The company is trying to do everything to reduce costs and expenses

Jul 30, 2012 15:11 GMT  ·  By

Californian fabless GPU designer, American company Nvidia is apparently talking with its manufacturing partners and warns that overclocking factory overclocked cards will void the card’s warranty. Nvidia’s Kepler GPU is a very efficient architecture and, while not as easily overclockable as AMD’s Tahiti GPUs, it is often sold in pre-overclocked setups.

Despite the fact that some companies are doing very well by ripping off their clients and buying off the competition (i.e. Seagate and Western Digital), Nvidia is not in a very good position right now, and certainly can't afford to buy the competing companies.

The company’s products are attacked on all fronts by much more powerful competitors.
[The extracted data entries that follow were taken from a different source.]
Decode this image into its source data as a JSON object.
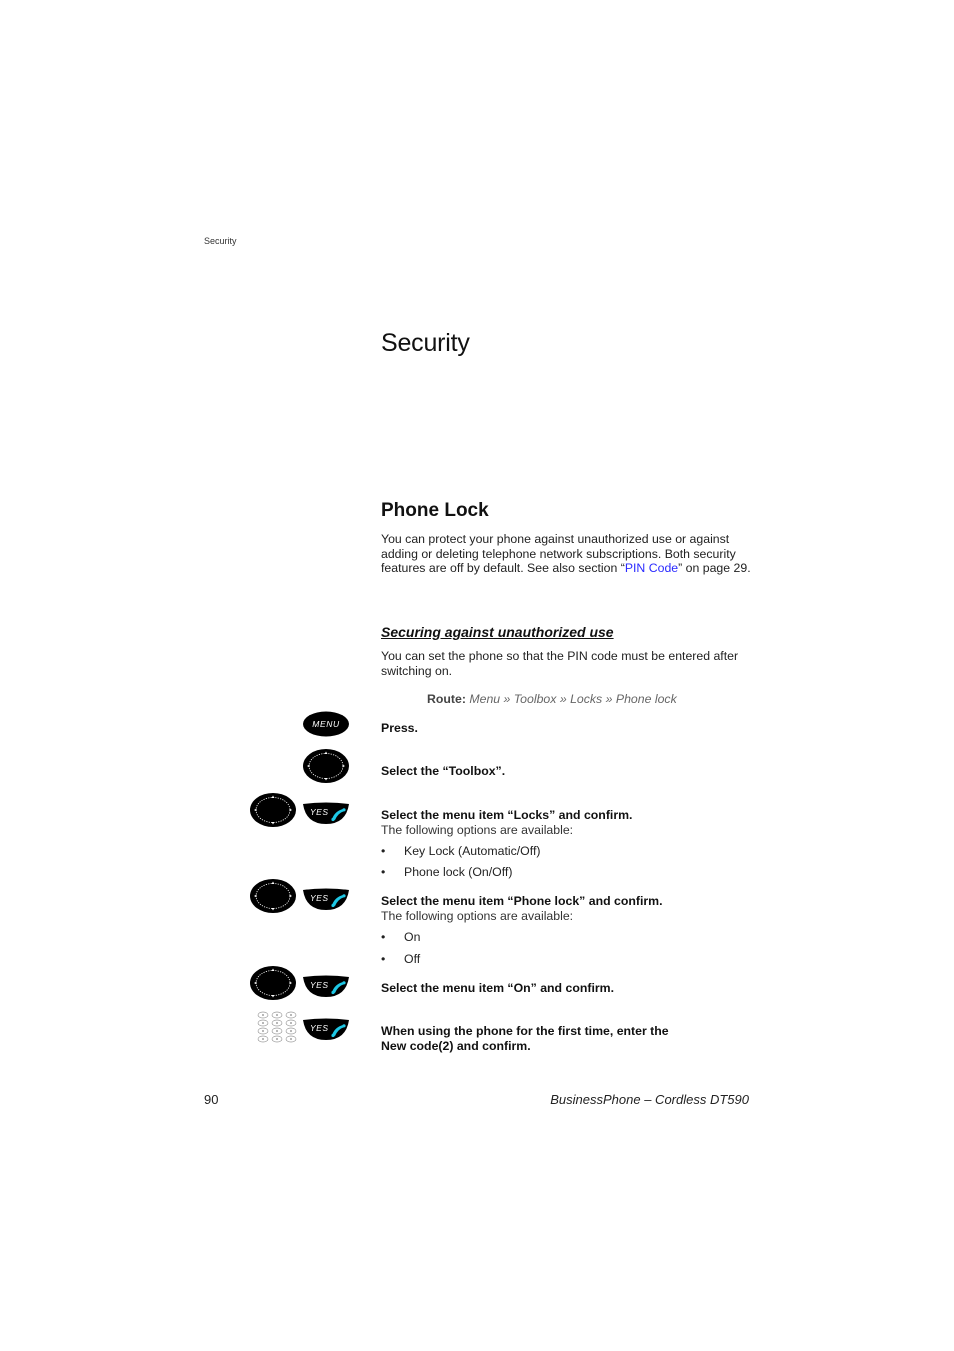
{
  "running_header": "Security",
  "page_title": "Security",
  "section": {
    "title": "Phone Lock",
    "intro_before_link": "You can protect your phone against unauthorized use or against adding or deleting telephone network subscriptions. Both security features are off by default. See also section “",
    "intro_link": "PIN Code",
    "intro_after_link": "” on page 29."
  },
  "subsection": {
    "title": "Securing against unauthorized use",
    "intro": "You can set the phone so that the PIN code must be entered after switching on.",
    "route_label": "Route:",
    "route_path": "Menu » Toolbox » Locks » Phone lock"
  },
  "keys": {
    "menu_label": "MENU",
    "yes_label": "YES"
  },
  "steps": [
    {
      "icons": [
        "menu-key"
      ],
      "instruction": "Press.",
      "sub": "",
      "options": []
    },
    {
      "icons": [
        "navigation-key"
      ],
      "instruction": "Select the “Toolbox”.",
      "sub": "",
      "options": []
    },
    {
      "icons": [
        "navigation-key",
        "yes-key"
      ],
      "instruction": "Select the menu item “Locks” and confirm.",
      "sub": "The following options are available:",
      "options": [
        "Key Lock (Automatic/Off)",
        "Phone lock (On/Off)"
      ]
    },
    {
      "icons": [
        "navigation-key",
        "yes-key"
      ],
      "instruction": "Select the menu item “Phone lock” and confirm.",
      "sub": "The following options are available:",
      "options": [
        "On",
        "Off"
      ]
    },
    {
      "icons": [
        "navigation-key",
        "yes-key"
      ],
      "instruction": "Select the menu item “On” and confirm.",
      "sub": "",
      "options": []
    },
    {
      "icons": [
        "keypad",
        "yes-key"
      ],
      "instruction_line1": "When using the phone for the first time, enter the",
      "instruction_line2": "New code(2) and confirm.",
      "sub": "",
      "options": []
    }
  ],
  "bullet_char": "•",
  "footer": {
    "page_number": "90",
    "document_title": "BusinessPhone – Cordless DT590"
  },
  "colors": {
    "link": "#2a2aff",
    "key_body": "#000000",
    "call_icon": "#1ec8e6"
  }
}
The Tesla line is under Intel’s Xeon Phi marketing siege.

AMD’s simply powerful GCN DP FP64 performance is not making Nvidia’s GPU compute line look any better, considering the specific architectural weakness that Kepler cards have when it comes to double precision floating point performance.

The Tegra line, although really successful and an overall well designed product line, is in danger of being completely squashed by Qualcomm’s huge ARM Cortex A15 push.

Nvidia, although designing very capable and innovative products, has the unfortunate bad luck of having to survive during a prolonged economic downturn and fight contextually powerful competitors.

Thus, the company is reportedly warning AIBs (add-in-board partner) that overclocking pre-overclocked cards will void the warranty of the product if the temperature or TDP recommendations are not followed accordingly.

Nvidia is trying to cut costs wherever possible, and this rumored move will also put it into a bad light when compared with AMD, who encourages its partners and customers to overclock their Radeon cards well beyond the limits imposed by the “Ghz Edition” firmware.